An email from Overture to advertisers has sent some shock waves around the SEO community today. Not content to disappoint us with their sneaky Auto-Bidding tool, now Overture calmly announce that their Match Driver tool will ensure your listings will appear for search terms you haven’t even bid on!

That’s right – your ad will appear for searches that you haven’t blatantly specified, meaning you will end up having to pay for clicks you didn’t even want!
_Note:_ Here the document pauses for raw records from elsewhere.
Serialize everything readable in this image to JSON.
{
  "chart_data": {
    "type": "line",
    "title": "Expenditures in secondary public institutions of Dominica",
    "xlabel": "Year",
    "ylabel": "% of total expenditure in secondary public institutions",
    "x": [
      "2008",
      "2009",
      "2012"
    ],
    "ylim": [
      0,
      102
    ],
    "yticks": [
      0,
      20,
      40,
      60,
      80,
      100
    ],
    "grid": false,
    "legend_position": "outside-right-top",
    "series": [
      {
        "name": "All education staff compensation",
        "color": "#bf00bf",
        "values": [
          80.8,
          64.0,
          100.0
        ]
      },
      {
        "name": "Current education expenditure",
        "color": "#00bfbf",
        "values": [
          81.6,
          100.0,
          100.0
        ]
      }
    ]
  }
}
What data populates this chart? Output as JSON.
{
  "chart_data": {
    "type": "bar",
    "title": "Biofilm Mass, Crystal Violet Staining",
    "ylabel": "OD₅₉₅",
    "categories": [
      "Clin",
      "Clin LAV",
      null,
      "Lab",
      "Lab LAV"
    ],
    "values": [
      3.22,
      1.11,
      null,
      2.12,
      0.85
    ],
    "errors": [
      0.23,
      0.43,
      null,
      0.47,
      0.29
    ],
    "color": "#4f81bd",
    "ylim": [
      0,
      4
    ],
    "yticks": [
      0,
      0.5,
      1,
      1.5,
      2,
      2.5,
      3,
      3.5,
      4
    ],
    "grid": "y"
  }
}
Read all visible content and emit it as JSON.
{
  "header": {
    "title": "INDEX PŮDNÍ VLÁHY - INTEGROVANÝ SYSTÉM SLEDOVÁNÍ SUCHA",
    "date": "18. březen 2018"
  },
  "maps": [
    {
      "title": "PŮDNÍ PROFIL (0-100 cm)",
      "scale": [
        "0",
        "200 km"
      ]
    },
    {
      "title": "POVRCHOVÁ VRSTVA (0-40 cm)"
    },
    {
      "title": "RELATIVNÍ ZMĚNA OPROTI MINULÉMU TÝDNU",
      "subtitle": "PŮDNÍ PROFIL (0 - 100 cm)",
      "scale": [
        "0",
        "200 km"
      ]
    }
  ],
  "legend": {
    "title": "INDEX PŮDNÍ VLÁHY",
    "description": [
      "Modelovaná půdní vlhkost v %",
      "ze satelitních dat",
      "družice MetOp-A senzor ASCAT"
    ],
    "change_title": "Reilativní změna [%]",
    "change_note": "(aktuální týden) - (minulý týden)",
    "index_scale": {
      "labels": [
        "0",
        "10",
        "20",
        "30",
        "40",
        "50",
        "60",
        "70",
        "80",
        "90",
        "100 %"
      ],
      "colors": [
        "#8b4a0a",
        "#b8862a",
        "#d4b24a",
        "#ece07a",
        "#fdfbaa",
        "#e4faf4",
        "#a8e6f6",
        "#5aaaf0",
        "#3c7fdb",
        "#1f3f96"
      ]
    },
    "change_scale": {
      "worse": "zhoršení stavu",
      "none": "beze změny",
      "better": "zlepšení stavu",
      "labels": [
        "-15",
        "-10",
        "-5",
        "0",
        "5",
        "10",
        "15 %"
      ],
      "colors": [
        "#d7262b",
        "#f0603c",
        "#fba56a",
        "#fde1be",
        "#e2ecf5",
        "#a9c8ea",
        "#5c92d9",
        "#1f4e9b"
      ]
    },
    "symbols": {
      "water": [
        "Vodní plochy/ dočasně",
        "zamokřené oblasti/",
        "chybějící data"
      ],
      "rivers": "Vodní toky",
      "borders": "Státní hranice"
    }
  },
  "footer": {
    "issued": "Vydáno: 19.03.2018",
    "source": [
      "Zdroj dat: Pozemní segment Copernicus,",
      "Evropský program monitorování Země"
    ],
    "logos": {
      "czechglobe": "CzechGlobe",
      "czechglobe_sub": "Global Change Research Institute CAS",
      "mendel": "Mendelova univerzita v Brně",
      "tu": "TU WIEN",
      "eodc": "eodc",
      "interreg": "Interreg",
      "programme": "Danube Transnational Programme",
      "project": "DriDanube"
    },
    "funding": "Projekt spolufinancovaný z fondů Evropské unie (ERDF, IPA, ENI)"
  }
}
In their email, the spin doctors from Overture worded it like this: “The new expanded matching enhancement allows you to receive traffic from more complex user search queries. This feature looks at your term, title and description to match your listings to searches where we believe the intent of the user is to find your product or service even though they have not typed in the exact keywords you’ve bid on”. Makes me wonder if they borrowed LookSmart’s PR team especially for the occasion.

Search engine forums are already abuzz with talk of the so called “enhancement” and it’s not pretty. I’ll keep you posted on developments.

Postscript: The Match Driver tool turned out to be a pre-cursor to the Broad Match or Advanced Match keyword-matching options later introduced by most pay-per-click search engines. And I still don’t like them!